Shadow Slave - Bölüm 571
Bölüm 571: Sakın Ses Çıkarma
Sunny hareketsizce durmuş, kalan gücünü toplamaya çalışıyordu… ki bu çok azdı. Cassie de sessizdi, solgun yüzünde gergin bir ifade vardı.
Görüşü kısıtlanmış ve gölge duyusu kafesin etrafında parlayan rün çemberiyle sınırlanmış olan Sunny’nin görebildiği tek şey bulanık bir siluetti. Bunun bir insan olduğundan neredeyse emindi… ancak, karanlık figürle ilgili bir şeyler yanlıştı.
Tamamen, korkunç derecede yanlış.
…Güçlü bir kan kokusu burun deliklerine hücum etti.
Siluet sallandı ve sonra ileri doğru bir adım attı. Ondan gelen kazıma sesi bir kez daha yankılandı. Sunny gözlerini zorladı ve o kişinin arkasında ince bir kılıcın sürüklendiğini fark ettiğini düşündü. Bulanık zihninde bir tanıma belirtisi belirdi, ancak bir sonraki anda, ani bir gıcırtılı, gürültülü kahkaha patlaması düşüncelerini altüst etti.
Sunny ürperdi.
“O… ses…
Siluet bir adım daha atarak zeminin düz yüzeyinin yerini kubbenin aşağı doğru eğimine bıraktığı noktaya geldi. Tesadüfe bakın ki, o an rünlerin loş ışığının nihayet ona ulaştığı andı.
Sunny irkildi.
“Lanet olsun…
Üstündeki karanlıkta tanıdık bir yüz beliriyordu. Sunny, görüşünü bulanıklaştıran sisin içinden bile, onları çok çok uzun zaman önce bu kafese kapatan kibirli nöbetçiyi tanımayı başardı.
Ancak şimdi o soğuk ve yakışıklı adam ortalıkta görünmüyordu.
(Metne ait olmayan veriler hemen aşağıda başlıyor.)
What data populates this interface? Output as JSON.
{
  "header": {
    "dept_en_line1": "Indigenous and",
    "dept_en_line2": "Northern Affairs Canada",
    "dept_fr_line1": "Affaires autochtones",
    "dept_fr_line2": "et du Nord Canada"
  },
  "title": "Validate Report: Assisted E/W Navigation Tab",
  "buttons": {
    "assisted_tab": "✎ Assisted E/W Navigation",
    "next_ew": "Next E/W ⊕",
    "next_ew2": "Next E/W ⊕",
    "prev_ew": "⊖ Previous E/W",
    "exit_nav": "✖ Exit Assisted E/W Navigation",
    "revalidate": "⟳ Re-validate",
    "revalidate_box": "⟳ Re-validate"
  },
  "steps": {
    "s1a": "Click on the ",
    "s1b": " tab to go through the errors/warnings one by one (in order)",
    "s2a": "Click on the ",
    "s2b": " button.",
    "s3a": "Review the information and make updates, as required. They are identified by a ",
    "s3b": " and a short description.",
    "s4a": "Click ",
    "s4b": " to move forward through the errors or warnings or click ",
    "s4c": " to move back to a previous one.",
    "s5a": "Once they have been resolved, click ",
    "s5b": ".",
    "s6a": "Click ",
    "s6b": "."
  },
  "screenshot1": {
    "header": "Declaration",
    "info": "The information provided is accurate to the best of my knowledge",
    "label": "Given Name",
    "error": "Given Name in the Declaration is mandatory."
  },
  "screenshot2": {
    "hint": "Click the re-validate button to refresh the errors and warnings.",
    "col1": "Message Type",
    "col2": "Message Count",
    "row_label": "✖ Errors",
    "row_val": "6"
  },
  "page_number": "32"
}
Onun yerine, yüzü çılgınca bir sırıtışla buruşmuş, kırık dökük ve zayıf görünüyordu.
Ama bundan çok daha kötüsü…
Nöbetçinin eskiden gözlerinin olduğu yerde iki kanlı çukur açılmış, yanaklarından aşağıya gözyaşı gibi kıpkırmızı akıyordu. Parmakları da kan içindeydi.
Sunny geri çekilirken, Kayıp tekrar güldü ve sonra aniden yüzünü tırmaladı, kahkahası boğuk bir iniltiye ve sonra bir fısıltıya dönüştü:
“…artık beni yakalayamaz… yapamaz, yapamaz… beni yakalayamaz… onu kandırdım…”
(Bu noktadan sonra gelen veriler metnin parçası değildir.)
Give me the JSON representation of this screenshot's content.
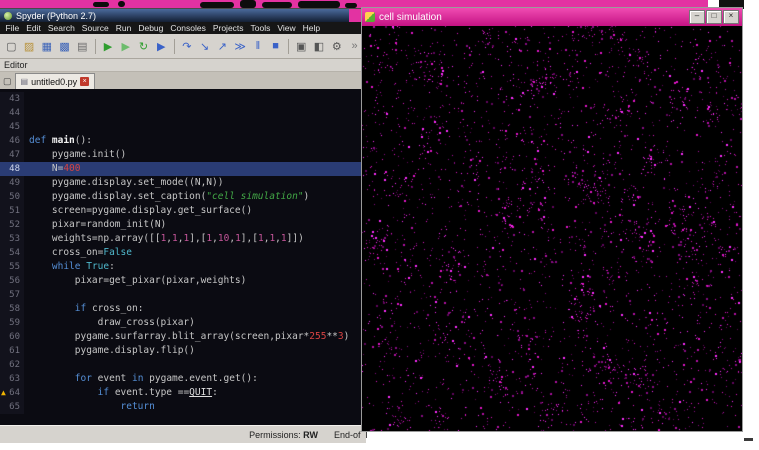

Sonra, deli aniden dondu kaldı. Yavaşça başını çevirdi ve gözlerinin kanlı çukurları doğrudan kafese baktı. Bir an sonra yüzünde nefret dolu bir ifade belirdi.
“Sen! Sen! Hepsi senin suçun, senin! Onu serbest bıraktın!”
Sunny kendini güçsüz hissediyor, ayakta zor duruyordu ve korkacak enerjisi kalmayacak kadar acı çekiyordu. Bu yüzden, nöbetçinin intikam almak ve onları öldürmek için geri döndüğü aşikâr olsa da, buna aldırmadı.
Aksine, bunu memnuniyetle karşıladı.
‘Güzel… güzel! Gel… buraya gel o zaman. Sadece buraya gel ve kapıyı aç. Beni istediğin kadar öldürmeye çalışamazsın. Aç şu lanet kapıyı, seni sefil!’
Kapı açık olduğu sürece kaçabilirlerdi.
Kayıp tekrar sallandı, sonra ileri doğru bir adım atmak için hamle yaptı… ve durdu. Kılıcı bir çınlamayla yere düştü.
“Lanet olsun sana!
…Bunun yerine, ellerinin etrafında kıvılcımlardan oluşan bir girdap döndü ve ellerinde kavisli bir yay belirdi.
Sunny’nin kalbi buz kesti.
“Hayır, hayır, hayır…
Nöbetçi fısıldadı:
“Geber, haşarat…”
Bununla birlikte yayın ipini çekti. Bunu yapar yapmaz, üzerinde ucu bir ustura kadar uzun ve keskin, hayalet gibi bir ok belirdi.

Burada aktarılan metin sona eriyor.